The edge defenders stand out on this chart, which is unsurprising, given that our big board currently features 13 edge rushers in the top 50 and seven in the top 32.

On the other end of the spectrum, linebacker shapes up to be a fairly weak position in this year’s draft, as it might be completely devoid of first-round talent —  Iowa's Jack Campbell and Arkansas' Drew Sanders are currently the only linebackers who are projected to be fringe first-round picks.

A deeper look can help make draft decisions

The overview is definitely nice to have, but when a team has the 25th overall pick, they need to have a concrete idea of whether a certain position is strong because there is a lot of top-15 talent and a deep Day 2 or whether the position is strong because of several late first-round prospects who would most likely be available when the team is on the clock.

For that reason, we have created charts that show the available talent at each position at each point in the draft. The charts compare that talent to the ceiling, floor and average of the last eight drafts.

We start with the most important position — quarterback.

For example, the maximum number of quarterbacks taken with the first 15 picks is five, which occurred two years ago with Trevor LawrenceZach WilsonTrey LanceJustin Fields and Mac Jones all coming off the board early.

The minimum number of quarterbacks taken in the first two rounds (first 64 picks) is two, as only Jameis Winston and Marcus Mariota came off the board early in 2015.

On average, there have been between three and four quarterback selections in the first round.
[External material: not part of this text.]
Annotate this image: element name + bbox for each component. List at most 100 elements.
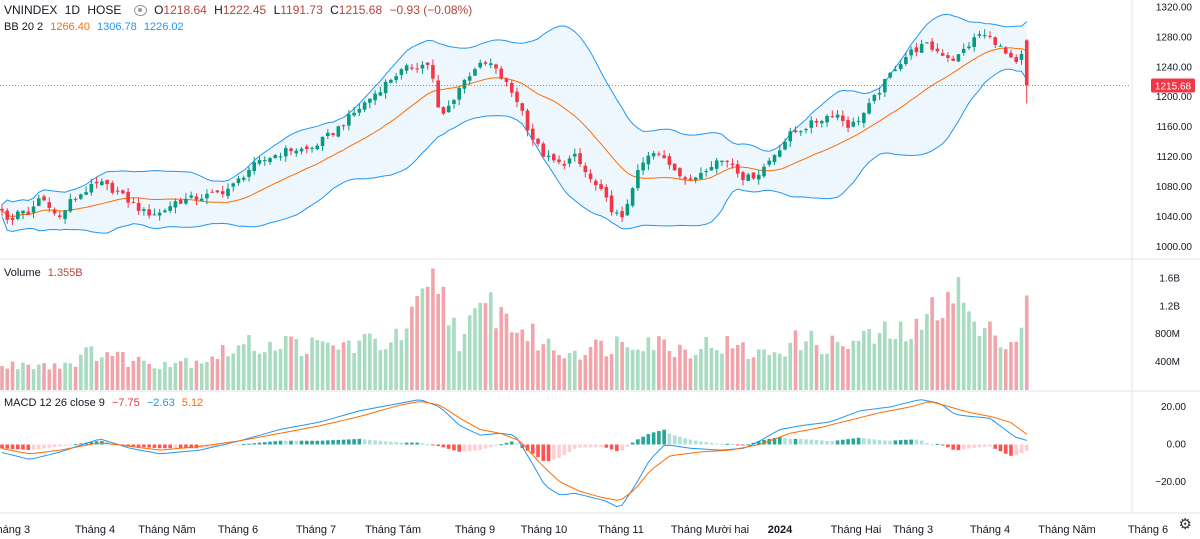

Basically, the three lines give us a mean expectation and a range for how many players at a given position are taken through X selections. The points show us the number of players at the position through rank X of the 2023 big board.

The yellow squares describe the QB's ranking on the PFF draft board, the purple diamonds describe the ranking on the GrindingTheMocks Consensus Big Board and the teal triangles describe the ranking on the Industry Consensus Big Board. We will use the same colors and shapes for all the other positions.

Loosely speaking, we can spot a weak class by looking at points below the average line, and we can spot a strong class by points above the average line.

This means we have a fairly strong quarterback class this year, with a quarterback worthy of the first overall pick and several other quarterbacks with top-10 and even top-five talent. However, we can also see that there is very little Day 2 talent, so finding the next Jalen Hurts could prove to be difficult.

Potentially elite: ED, TE, OT and CB

We continue with edge rusher, which is looking like one of the best classes in recent years.

We currently have 13 edge rushers in the top 64 of the GrindingTheMock mock draft date. Over the previous eight drafts, the record for most edge defenders taken in the first two rounds is 12.

On average, a tight end is a position that sees only five prospects come off the board within the first two days of the draft. This year shapes up to be a bit stronger because we have three fringe first-round talents, just as we did in 2017.

Additionally, we could see up to six or seven tight ends drafted in the first three rounds, which is more than usual.